# Bass Clubs



## JBilliard (Oct 2, 2009)

Posted in Freshwater Fishing Forum but was recommended to post here also:

Another Question to the Forum: I fished in a Bass Club back in Arizona before I moved back to Georgia. I am looking to join a club out here with the new year beginning. Seeing if you guys have an recommendations. 

I used to fish more competitive tourneys out west but now with Kids have slowed to more of a club fisherman. Also being new to Bass Fishing in Georgia I am trying to learn the lakes.

I live in the Woodstock, Canton area, 31 years Old. Own my own boat (2003 Ranger 175).

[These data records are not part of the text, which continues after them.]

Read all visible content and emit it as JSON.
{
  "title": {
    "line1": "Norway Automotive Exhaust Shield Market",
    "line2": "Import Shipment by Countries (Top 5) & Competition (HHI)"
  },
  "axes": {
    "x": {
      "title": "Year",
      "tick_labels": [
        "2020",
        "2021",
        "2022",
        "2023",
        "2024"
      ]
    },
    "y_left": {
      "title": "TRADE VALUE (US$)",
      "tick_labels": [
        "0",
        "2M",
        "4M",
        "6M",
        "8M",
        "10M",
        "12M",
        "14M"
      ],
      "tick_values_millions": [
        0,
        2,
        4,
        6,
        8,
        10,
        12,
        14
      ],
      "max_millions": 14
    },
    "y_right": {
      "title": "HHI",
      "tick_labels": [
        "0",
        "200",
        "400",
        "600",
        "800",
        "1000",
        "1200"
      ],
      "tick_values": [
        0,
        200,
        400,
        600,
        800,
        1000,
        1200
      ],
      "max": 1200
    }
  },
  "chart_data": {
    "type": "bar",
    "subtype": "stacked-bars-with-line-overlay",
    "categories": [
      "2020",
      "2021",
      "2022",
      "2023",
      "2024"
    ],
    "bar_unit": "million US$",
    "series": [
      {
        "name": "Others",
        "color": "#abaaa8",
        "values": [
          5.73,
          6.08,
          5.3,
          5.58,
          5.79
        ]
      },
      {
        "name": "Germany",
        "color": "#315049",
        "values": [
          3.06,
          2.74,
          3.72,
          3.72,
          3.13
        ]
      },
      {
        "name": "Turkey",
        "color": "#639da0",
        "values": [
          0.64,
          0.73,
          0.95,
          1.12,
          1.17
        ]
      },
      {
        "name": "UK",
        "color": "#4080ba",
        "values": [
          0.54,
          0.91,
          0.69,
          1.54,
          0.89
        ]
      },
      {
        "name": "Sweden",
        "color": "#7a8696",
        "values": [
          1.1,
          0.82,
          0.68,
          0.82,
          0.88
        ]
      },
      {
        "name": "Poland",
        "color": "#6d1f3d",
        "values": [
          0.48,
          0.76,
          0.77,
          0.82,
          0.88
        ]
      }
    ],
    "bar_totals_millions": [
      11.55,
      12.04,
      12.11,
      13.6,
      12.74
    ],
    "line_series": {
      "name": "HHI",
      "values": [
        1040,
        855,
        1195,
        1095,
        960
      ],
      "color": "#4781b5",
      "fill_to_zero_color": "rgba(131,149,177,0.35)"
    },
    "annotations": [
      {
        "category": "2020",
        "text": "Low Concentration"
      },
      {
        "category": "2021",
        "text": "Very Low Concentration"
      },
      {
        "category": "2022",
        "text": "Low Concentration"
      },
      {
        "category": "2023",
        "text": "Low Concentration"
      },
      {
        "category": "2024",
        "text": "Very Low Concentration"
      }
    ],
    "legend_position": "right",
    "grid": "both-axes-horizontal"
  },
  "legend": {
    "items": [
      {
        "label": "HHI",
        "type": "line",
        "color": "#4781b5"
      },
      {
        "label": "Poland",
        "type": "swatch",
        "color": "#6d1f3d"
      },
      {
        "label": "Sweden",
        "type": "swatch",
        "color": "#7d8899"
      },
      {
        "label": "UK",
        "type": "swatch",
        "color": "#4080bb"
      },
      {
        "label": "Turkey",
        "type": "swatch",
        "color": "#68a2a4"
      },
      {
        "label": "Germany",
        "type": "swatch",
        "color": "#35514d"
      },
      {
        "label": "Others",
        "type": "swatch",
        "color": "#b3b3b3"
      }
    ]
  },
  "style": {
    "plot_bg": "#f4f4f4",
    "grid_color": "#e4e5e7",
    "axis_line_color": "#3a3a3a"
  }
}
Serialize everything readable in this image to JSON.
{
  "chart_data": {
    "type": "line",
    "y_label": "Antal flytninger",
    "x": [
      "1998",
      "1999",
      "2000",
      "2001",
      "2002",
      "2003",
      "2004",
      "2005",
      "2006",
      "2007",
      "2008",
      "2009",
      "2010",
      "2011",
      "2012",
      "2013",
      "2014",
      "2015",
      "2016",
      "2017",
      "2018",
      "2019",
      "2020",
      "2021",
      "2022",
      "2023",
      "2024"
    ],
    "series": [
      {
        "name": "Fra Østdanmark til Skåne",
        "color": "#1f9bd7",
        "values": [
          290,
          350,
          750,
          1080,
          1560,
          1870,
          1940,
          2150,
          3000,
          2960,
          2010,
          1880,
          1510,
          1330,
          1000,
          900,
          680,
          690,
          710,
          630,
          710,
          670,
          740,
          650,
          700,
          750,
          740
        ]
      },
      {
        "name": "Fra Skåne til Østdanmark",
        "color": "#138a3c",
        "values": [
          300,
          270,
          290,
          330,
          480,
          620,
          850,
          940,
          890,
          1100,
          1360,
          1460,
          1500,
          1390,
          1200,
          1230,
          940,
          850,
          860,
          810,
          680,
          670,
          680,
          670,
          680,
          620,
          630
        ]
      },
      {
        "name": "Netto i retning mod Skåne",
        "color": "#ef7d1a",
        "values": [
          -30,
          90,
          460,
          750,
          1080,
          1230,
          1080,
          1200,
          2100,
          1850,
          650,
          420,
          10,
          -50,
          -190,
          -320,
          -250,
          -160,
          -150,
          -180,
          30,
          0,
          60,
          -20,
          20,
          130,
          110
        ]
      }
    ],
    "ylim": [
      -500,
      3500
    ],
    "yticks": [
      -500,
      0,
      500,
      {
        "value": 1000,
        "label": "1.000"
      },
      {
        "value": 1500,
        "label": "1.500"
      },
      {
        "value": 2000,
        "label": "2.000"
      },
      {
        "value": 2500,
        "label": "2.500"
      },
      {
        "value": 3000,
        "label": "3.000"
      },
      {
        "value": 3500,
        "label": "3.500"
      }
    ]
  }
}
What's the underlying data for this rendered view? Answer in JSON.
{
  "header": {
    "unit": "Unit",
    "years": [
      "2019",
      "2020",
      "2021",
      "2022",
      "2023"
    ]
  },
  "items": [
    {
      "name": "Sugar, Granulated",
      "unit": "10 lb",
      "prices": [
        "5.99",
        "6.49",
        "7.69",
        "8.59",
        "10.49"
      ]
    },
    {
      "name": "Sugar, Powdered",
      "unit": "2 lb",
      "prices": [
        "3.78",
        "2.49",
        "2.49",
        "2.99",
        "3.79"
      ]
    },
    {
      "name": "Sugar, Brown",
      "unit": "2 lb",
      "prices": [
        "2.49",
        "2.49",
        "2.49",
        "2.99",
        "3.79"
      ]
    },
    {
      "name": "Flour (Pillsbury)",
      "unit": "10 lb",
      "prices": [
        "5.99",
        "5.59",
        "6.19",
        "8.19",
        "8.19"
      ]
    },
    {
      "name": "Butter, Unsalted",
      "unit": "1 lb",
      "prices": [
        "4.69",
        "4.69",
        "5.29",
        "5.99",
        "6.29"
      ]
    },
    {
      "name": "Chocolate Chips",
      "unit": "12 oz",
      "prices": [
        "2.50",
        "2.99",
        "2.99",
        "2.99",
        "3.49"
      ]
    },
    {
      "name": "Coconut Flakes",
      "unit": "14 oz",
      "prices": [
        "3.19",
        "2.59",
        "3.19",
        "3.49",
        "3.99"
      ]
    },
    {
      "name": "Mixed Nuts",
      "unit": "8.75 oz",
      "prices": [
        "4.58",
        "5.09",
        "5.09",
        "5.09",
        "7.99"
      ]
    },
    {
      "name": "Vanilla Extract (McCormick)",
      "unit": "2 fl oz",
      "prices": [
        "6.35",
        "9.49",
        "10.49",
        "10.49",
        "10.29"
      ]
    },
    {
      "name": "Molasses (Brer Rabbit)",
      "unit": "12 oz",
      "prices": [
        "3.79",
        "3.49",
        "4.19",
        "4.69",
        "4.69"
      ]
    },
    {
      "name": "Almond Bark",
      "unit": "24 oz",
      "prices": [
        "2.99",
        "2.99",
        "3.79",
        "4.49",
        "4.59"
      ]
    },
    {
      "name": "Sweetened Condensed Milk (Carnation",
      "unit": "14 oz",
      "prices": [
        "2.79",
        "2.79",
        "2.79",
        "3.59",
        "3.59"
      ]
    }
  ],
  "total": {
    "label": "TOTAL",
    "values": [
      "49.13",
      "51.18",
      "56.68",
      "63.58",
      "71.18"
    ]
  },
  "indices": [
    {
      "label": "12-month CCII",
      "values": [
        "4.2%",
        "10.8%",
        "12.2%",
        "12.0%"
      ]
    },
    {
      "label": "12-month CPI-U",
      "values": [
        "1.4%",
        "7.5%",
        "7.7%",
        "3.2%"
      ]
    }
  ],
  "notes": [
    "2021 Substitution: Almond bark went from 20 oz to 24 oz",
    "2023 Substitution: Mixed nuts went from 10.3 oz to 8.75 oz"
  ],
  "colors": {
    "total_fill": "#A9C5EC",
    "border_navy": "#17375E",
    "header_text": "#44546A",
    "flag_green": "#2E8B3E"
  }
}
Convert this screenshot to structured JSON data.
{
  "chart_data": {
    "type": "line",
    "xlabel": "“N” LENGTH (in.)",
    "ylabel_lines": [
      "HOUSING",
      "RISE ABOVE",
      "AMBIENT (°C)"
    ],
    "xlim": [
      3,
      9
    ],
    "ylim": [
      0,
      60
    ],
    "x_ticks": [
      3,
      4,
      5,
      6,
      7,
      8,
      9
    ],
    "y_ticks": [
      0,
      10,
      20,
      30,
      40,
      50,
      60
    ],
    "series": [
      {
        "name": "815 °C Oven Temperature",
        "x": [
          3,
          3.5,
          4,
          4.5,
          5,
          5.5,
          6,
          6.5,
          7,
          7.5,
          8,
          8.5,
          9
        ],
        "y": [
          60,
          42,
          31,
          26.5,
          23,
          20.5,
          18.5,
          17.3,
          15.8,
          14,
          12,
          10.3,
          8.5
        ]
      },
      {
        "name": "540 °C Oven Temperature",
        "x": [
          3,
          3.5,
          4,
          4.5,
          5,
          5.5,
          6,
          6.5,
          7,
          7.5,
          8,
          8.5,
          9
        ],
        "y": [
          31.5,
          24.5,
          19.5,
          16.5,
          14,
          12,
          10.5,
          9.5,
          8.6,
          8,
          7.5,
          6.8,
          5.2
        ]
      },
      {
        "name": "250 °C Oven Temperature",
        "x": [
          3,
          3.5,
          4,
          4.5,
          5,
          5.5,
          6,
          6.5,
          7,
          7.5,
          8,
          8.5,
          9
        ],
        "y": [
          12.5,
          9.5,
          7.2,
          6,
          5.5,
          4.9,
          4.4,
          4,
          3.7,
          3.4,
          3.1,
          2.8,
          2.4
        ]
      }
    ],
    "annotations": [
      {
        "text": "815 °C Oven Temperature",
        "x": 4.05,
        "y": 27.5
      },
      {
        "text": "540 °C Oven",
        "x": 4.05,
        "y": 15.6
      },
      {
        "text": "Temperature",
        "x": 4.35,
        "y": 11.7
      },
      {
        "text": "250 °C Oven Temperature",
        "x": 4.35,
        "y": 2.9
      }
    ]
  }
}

Appreciate any information and recommendations.


----------



## pbradley (Oct 2, 2009)

JBilliard said:


> Posted in Freshwater Fishing Forum but was recommended to post here also:
> 
> Another Question to the Forum: I fished in a Bass Club back in Arizona before I moved back to Georgia. I am looking to join a club out here with the new year beginning. Seeing if you guys have an recommendations.
> 
> ...



I fish with the Southside Bassmasters.  (www.southsidebassmasters.com)

Great bunch of guys.  We fish all over the place: Bartlett's Ferry, Jackson, Lanier, Eufaula, Logan Martin, Jordan, Neely Henry, Guntersville, Lay, Mitchell, West Point, Oconee.

We had an abbreviated trail this year, so the tourney season is over until February.  

We will have our annual Kid's Tournament in Palmetto this coming Sunday.  If you're interested in stopping by to meet the guys, shoot me a PM and I'll give you details.


----------



## riprap (Oct 2, 2009)

Our club is called the southern boys. We fish just about anywhere within a couple of hours of Atlanta. We have a couple of guys that live up in Canton. We vote on lakes every month with cheap entry fees, and a good group of guys. It is not federated, just a pay club and we do keep up with points. We don't have a classic. We have a few more tourneys this year if you want to try us out. Shoot me a PM if interested.


----------



## DIGGERATL (Oct 14, 2009)

We just finished our 2009 season, but will be starting  2010 soom visit us at www.poormanstrail.com 

just some good ole boy's who like to fish


----------



## hortonr (Oct 16, 2009)

check out southsidebassmasters. great group of guys


----------



## D.PRUFF (Nov 13, 2009)

Any body here do any bass fishing, or belong to any bass clubs. If so let me know. I have a friend of mine that I fish bass tournaments with. I am working so much now that I cant go all the time. So if anyone is interested in taking my spot let me know and I will talk to him about it. Normally we do a lot of practice fishing on the lakes we fish before a tournament. Well if your interested let me know and I will see if i can hook you up.

SLEEPY


----------